Author Sam Staggs did a huge amount of painstaking research for this book, especially noteworthy because all of this fifty-year-old movie's principal players are dead (with one notable exception: Celeste Holm, who would not grant him an interview). Staggs locates the kernel of the movie in a magazine story, "The Wisdom of Eve," about a conniving young woman who befriends and then betrays an insecure older actress, "Margola Cranston." He goes beyond the magazine story to find the actual, real-life "Eve" figure and interviews her, finding that life and art are not necessarily the same.
All About "All About Eve"'s book jacket calls the film "the bitchiest film ever made." (There is room for disagreement--what about "Stage Door"? "The Women?" "Who's Afraid of Virginia Woolf"?)
But the movie was a solid career-starter for Marilyn Monroe as Miss Caswell, "a graduate of the Copacabana School of Dramatic Arts." Otherwise, Staggs' thesis is controversial, and probably makes Celeste Holm furious: "For others in the cast--Bette Davis, Anne Baxter, Gary Merrill, Celeste Holm, Hugh Marlowe, Thelma Ritter, and for [writer/director Joseph] Mankiewicz himself--All About Eve was the climax. . . . If not for this movie, half the cast would be forgotten." Pretty harsh stuff.
After its thunderous critical and box-office success, "Eve" went on to become the movie that never really faded from conscious-ness thanks to revivals and TV broadcasts. As Staggs says, "[t]he subtext has beguilded several generations of devotees, largely gay men, who have 'read' the film as though it beamed a limelight into the closet of their hearts." Margo Channing, woman on the edge; Birdie Coonan, the buddy with common sense; and Addison DeWitt, serpentine critic, have their camp charms delineated here.

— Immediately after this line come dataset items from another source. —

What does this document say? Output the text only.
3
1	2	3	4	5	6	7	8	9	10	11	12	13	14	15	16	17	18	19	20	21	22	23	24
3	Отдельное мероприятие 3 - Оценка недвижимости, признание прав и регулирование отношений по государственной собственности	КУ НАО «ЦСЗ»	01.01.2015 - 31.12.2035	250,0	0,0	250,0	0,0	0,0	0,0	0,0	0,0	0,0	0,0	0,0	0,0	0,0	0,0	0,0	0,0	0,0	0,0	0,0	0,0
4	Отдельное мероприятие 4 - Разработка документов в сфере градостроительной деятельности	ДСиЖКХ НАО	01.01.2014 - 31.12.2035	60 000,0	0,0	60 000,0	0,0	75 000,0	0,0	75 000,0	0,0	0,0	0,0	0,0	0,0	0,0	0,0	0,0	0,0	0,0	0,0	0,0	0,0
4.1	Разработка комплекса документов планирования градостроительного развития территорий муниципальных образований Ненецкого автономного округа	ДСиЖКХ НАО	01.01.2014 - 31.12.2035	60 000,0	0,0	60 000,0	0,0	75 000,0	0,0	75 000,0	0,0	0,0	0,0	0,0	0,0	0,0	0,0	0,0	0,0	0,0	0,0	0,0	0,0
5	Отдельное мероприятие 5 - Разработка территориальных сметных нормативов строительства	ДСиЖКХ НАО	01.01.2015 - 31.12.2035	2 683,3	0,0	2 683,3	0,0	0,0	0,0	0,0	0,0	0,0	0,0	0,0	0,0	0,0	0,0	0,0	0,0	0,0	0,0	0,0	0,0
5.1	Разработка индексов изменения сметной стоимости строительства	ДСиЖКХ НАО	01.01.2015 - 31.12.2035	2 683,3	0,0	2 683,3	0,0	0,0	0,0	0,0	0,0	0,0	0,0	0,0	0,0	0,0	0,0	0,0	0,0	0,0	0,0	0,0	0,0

Some critics have said that at 340 pages of text All About "All About Eve" may be too much of a good thing. Take this simple test: Of course everyone knows that "Fasten your seat belts, it's going to be a bumpy night" comes from the movie. Do you also thrill to lines like "Shucks, and I sent my autograph book to the cleaners," "Eve evil, Little Miss Evil," or "The minutes will fly like hours"? If you do, then this book is for you. It's a great read, and to turn Addison DeWitt's quip rightside-up where it belongs, the hours will fly like minutes.